The brain channels the information that the mind receives to your physical structure, so that your experience is physically sifted and automatically translated into terms that the organism can understand. (Seth-Jane spoke emphatically, rapping upon the coffee table between us.) Because of this, physically speaking and in life as you think of it, the mind is to a large extent dependent upon the brain’s growth and activity. There is some information necessary to physical survival that must be taught and handed down from parent to child. There are basic assumptions of a general nature with which you are born, but because the specific conditions of your environment are so various, these must be implemented. So it is necessary that the child accept beliefs from its parents.

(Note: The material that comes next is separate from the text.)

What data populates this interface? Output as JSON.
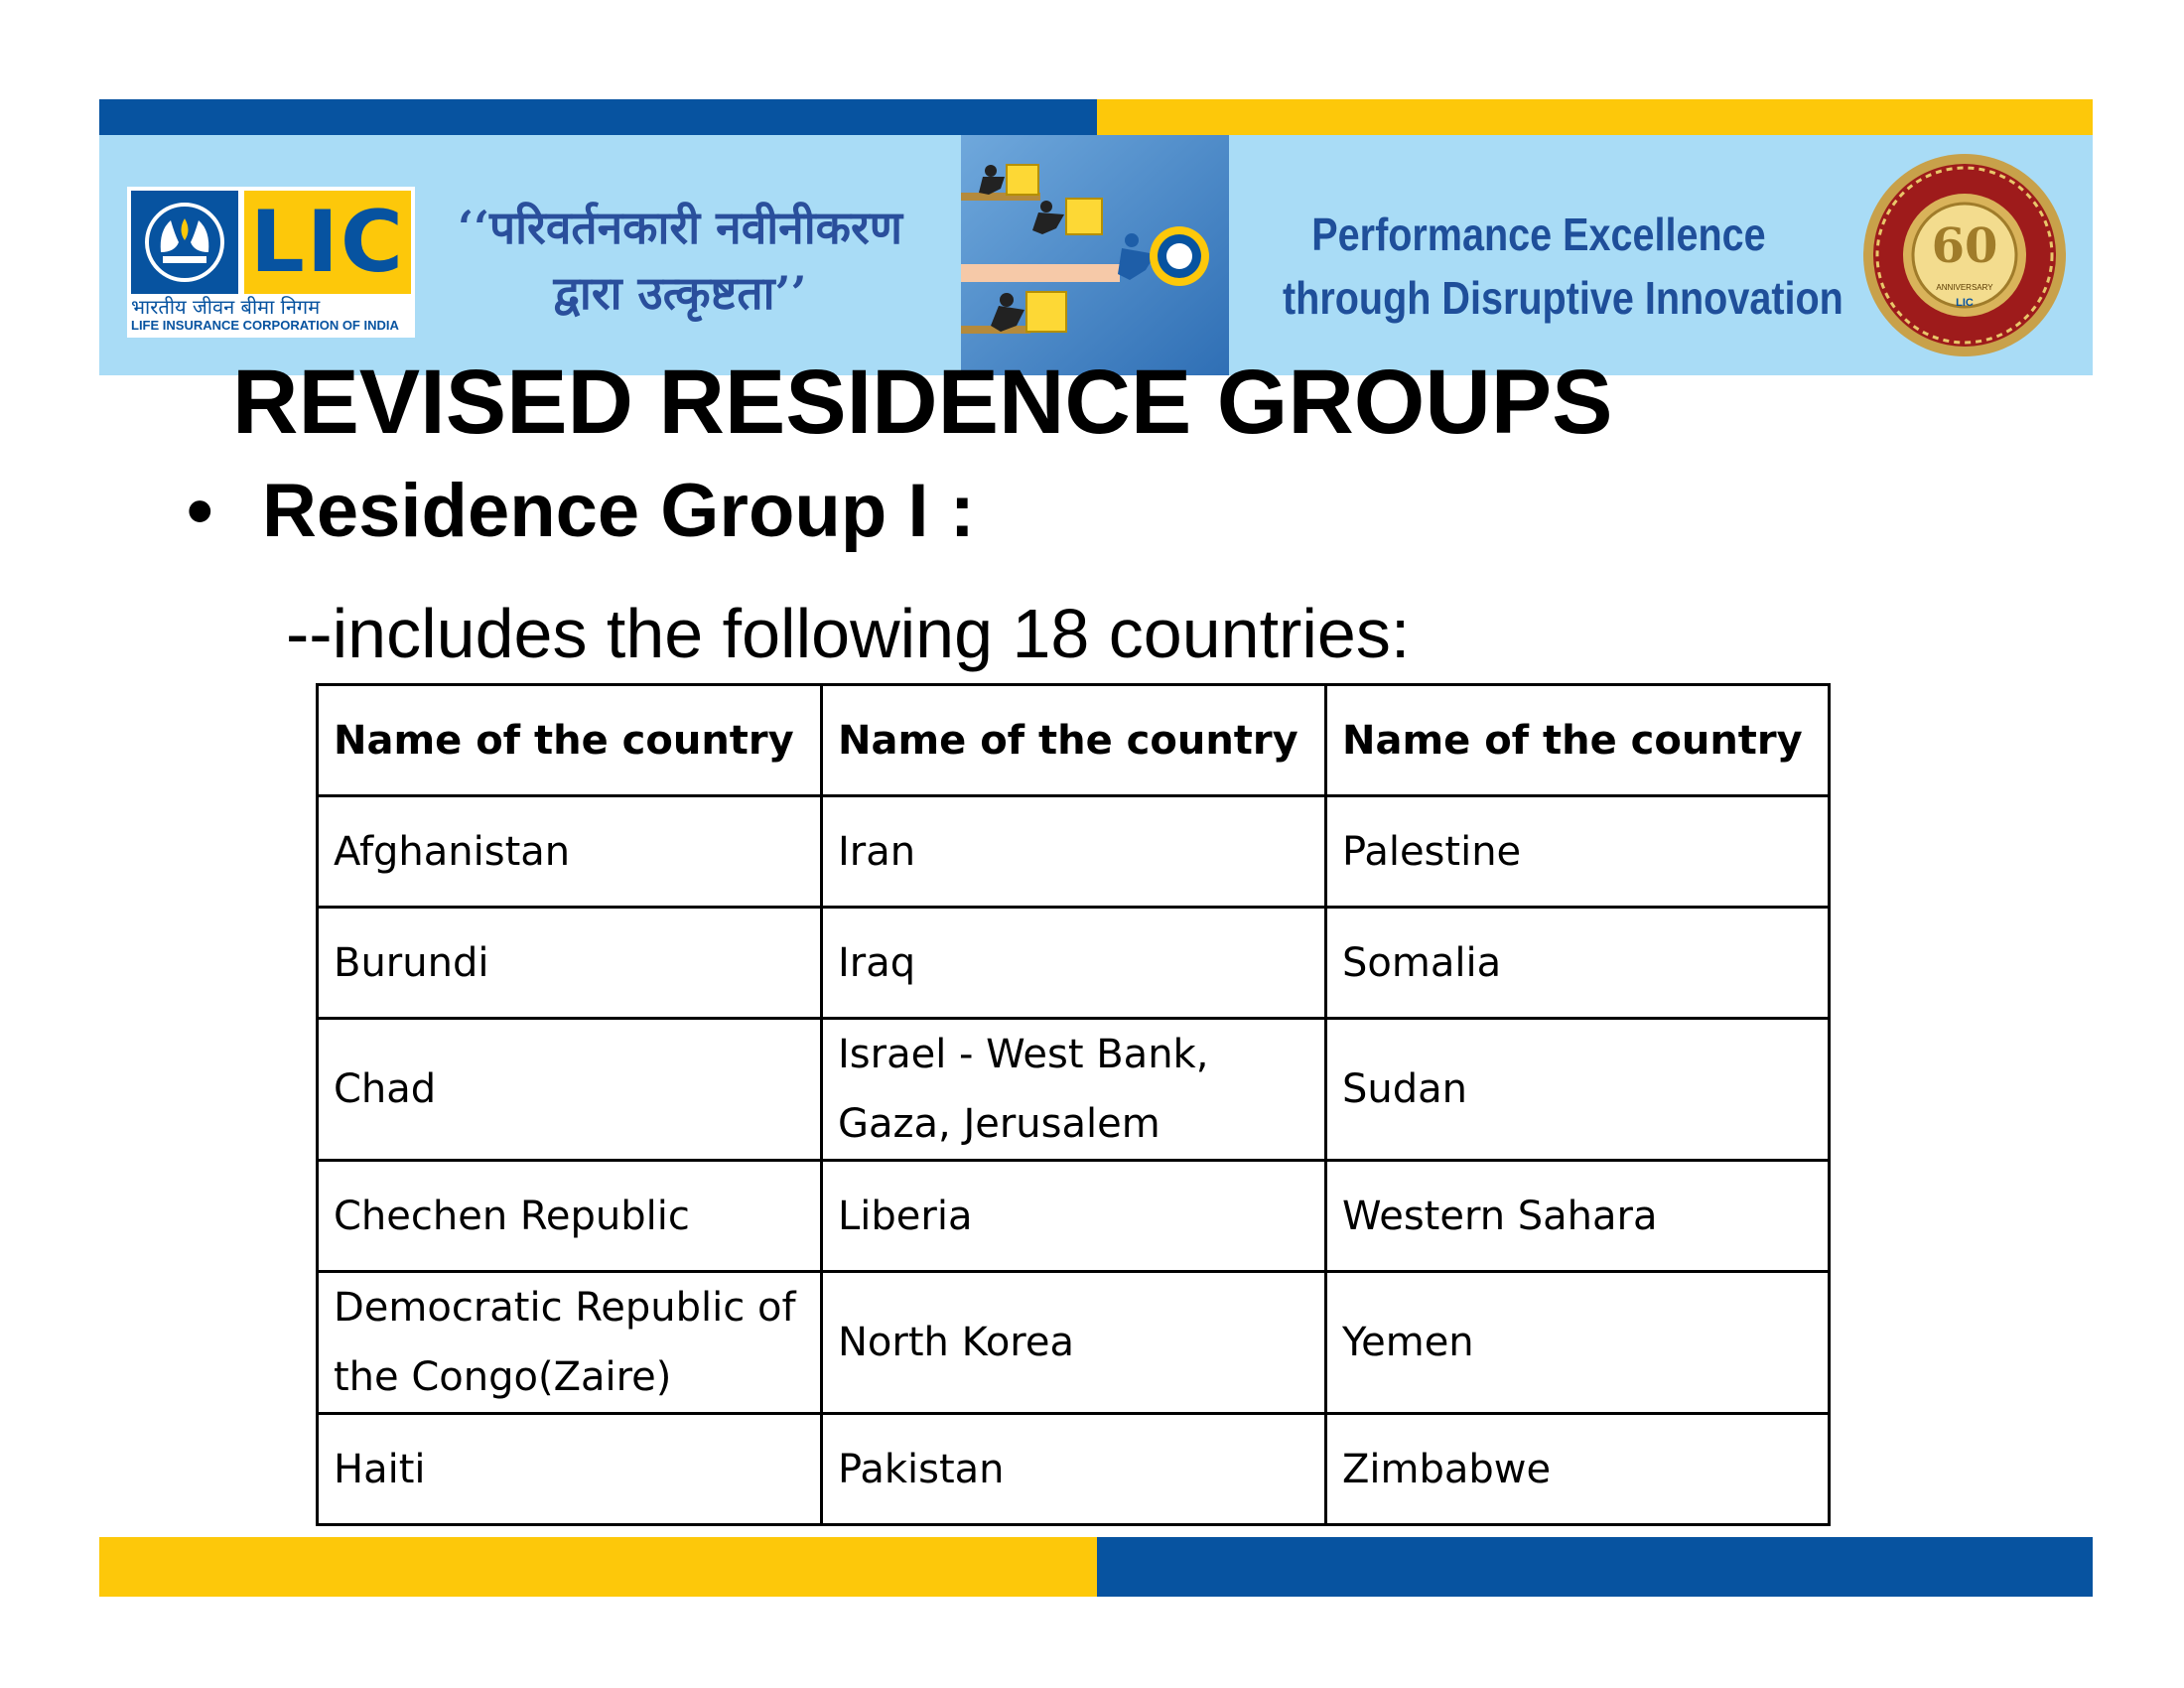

These will reinforce the family group when the child most needs protection. This acquiescence to belief, then, is important in the early stages as infant develops into child. This sharing of mutual ideas not only protects the new offspring from dangers obvious to the parents; it also serves as a framework within which the child can grow.

[... 2 paragraphs ...]

Underneath all of this, you carry indelibly within you your own knowledge of your identity, meaning and purpose, but in the early stages of development great care is taken to see that you relate in physical terms. These are directional beliefs that you receive from your parents, orienting you in ways that they feel are safe. Cushioned with these beliefs the child can be safe and satisfy its own curiosity, develop its abilities, and throw its full energy in clearly stated areas of activity.

[... 5 paragraphs ...]

(9:46.) Largely, but not completely, your imagination follows your beliefs, as do your emotions. To some extent there are certain general patterns. A child will cry when it is hurt. It will stop when the hurt stops, and the emotion behind the cry will automatically change into another. But if the child discovers that a prolonged cry after the event gets extra attention and consideration, then it will begin to extend the emotion.

From the earliest stages the child automatically compares its interpretation of reality with its parents’. Since the parents are bigger and stronger and fulfill so many of its needs, it will attempt to bring its experience into line with their expectations and beliefs. While it is generally quite natural for the child to cry or feel “badly” when hurt, this inclination can be carried through belief to such an extent that prolonged feelings of desolation are adopted as definite behavior patterns.

Behind this would be the belief that any hurt was inherently a disaster. Such a belief could originate from an overanxious mother, for instance. If such a mother’s imagination followed her belief — as of course it would — then she would immediately perceive a great potential danger to her child in the smallest threat. Both through the mother’s actions, and telepathically, the child would receive such a message and react according to those understood beliefs.

[... 40 paragraphs ...]

Dictation. (Pause.) Your beliefs always change to some extent. As an adult you perform many activities that you believed you could not as a child. For instance: You may at [the age of] three have believed it was dangerous to cross a street. By thirty, hopefully, you have dismissed such a belief, though it fit in very well and was necessary to you in your childhood. If your mother reinforced this belief telepathically and verbally through dire pictures of the potential danger involved in street crossing, however, then you would also carry within you that emotional fear, and perhaps entertain imaginative considerations of possible accident.